Manage API Access Button

API Management Screen#

The API Management Screen is where you can control access to the various datasets you have created.

Warning

When you publish a dataset, anyone with the access information can view the data. Exercise caution in exposing data, and make sure you protect the access tokens to prevent unauthorized access.

Create an API Access Client#

Since this is your first project, you will have to create an API Access Client. Enter a name and enable the API app.

Create an API client

Understanding API Permissions#

When you create an API Access Client, all of your projects and queries within those projects will be visible. You can set permissions for each of these to allow or disallow API access to your datasets. Allow, and deny are self-explanatory. When the permission is set to inherit, the dataset will inherit the permission from the project.

Info

Users will have to have an access token in order to access the data.
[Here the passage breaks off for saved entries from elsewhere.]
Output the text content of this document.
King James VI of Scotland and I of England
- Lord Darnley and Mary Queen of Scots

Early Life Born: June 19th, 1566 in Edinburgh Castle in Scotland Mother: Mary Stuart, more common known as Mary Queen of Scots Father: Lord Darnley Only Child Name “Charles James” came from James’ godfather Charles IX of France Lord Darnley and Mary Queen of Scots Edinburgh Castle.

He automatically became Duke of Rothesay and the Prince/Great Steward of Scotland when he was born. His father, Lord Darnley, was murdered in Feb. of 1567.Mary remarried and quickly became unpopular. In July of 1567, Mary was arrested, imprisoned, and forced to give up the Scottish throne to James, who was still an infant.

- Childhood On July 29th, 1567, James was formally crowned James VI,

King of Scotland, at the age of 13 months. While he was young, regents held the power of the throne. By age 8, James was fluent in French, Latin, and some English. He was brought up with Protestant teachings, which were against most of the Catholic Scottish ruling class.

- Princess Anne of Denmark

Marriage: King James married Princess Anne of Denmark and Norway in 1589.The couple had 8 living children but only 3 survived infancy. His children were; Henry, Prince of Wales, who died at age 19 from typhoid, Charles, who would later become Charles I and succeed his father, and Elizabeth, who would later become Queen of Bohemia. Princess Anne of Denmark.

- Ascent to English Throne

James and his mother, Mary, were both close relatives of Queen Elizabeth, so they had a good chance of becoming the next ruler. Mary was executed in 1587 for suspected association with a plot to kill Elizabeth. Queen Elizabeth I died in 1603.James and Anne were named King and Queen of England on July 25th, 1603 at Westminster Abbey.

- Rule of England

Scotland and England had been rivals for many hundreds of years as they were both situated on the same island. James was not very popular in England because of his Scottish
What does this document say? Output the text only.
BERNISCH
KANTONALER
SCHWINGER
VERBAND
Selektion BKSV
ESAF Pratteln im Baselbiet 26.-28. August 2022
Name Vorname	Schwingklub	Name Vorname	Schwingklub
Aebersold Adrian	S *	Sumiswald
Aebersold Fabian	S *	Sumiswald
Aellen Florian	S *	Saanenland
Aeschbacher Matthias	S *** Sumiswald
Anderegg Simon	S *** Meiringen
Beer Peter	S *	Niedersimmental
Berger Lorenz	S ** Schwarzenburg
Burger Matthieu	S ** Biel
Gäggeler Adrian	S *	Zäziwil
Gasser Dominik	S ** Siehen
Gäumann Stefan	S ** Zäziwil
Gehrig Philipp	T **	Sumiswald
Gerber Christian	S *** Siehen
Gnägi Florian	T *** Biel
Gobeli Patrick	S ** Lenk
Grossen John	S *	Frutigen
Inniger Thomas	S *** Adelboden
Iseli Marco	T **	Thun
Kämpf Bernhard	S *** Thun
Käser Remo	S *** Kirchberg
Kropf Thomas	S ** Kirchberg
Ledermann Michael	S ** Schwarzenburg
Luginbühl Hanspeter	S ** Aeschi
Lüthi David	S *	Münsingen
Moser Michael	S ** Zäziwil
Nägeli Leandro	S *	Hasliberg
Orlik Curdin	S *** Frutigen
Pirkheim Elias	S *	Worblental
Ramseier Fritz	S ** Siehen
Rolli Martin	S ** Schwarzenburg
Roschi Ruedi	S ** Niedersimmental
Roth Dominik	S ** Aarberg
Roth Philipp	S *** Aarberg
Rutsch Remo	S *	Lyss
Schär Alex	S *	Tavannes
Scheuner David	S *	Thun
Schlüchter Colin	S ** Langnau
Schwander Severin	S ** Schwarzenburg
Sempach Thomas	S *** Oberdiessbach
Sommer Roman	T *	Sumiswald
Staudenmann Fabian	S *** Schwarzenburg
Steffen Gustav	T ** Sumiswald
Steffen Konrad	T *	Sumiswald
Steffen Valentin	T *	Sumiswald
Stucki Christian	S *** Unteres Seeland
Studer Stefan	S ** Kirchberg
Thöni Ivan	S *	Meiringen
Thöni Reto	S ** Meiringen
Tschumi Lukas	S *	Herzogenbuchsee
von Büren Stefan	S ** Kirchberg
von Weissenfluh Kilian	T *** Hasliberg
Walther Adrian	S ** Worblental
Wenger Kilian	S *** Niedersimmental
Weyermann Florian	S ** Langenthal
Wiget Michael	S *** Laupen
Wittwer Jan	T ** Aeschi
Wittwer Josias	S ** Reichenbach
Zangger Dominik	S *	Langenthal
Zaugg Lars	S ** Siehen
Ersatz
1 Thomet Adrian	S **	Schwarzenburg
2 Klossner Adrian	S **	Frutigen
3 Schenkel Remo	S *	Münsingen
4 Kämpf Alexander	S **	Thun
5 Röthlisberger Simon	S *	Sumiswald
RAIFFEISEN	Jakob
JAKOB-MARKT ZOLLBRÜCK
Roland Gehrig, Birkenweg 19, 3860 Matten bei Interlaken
Publishing a data set does not automatically make the data visible to the world.

You can expand a project tab and see all the queries in a project. From there, you can set the access permissions for every dataset resulting from a query, as well as view API usage statistics.

API Access Management

Accessing Published Data#

Once you've published your data, you can access this data programmatically. To retrieve the access tokens, as well as code snippets, click on the </> icon next to the permissions. DataDistillr will generate code snippets similar to the examples below, prepopulated with your API key and data set ids, so all you will have to do is copy and paste this code into your Python or R scripts.

import pandas as pd
import requests

url = "https://app.datadistillr.io/v1/results/<dataset id>"
api_key = "<YOUR API KEY HERE>"
headers = {"Authorization": api_key}

response = requests.get(url, headers=headers)
data = pd.DataFrame(response.json()['results'], columns=response.json()['summary']['columnNames'])
import datadistillr.datadistillr as ddr

url = "https://app.datadistillr.io/v1/results/<dataset id>"
auth_token = "<YOUR API KEY HERE>"
dataframe = ddr.datadistillr.get_dataframe(url, auth_token)
library(dplyr)
library(httr)
library(data.table)

URL <- "https://app.datadistillr.io/v1/results/<dataset id>"
AUTH_HEADER <- "<YOUR API KEY>"

response <- GET(URL, add_headers(Authorization = AUTH_HEADER))
content <- content(response, as = "parsed", type = "application/json")
data <- data.frame(rbindlist(content$results))
colnames(data) <- content$summary$columnNames

That's it!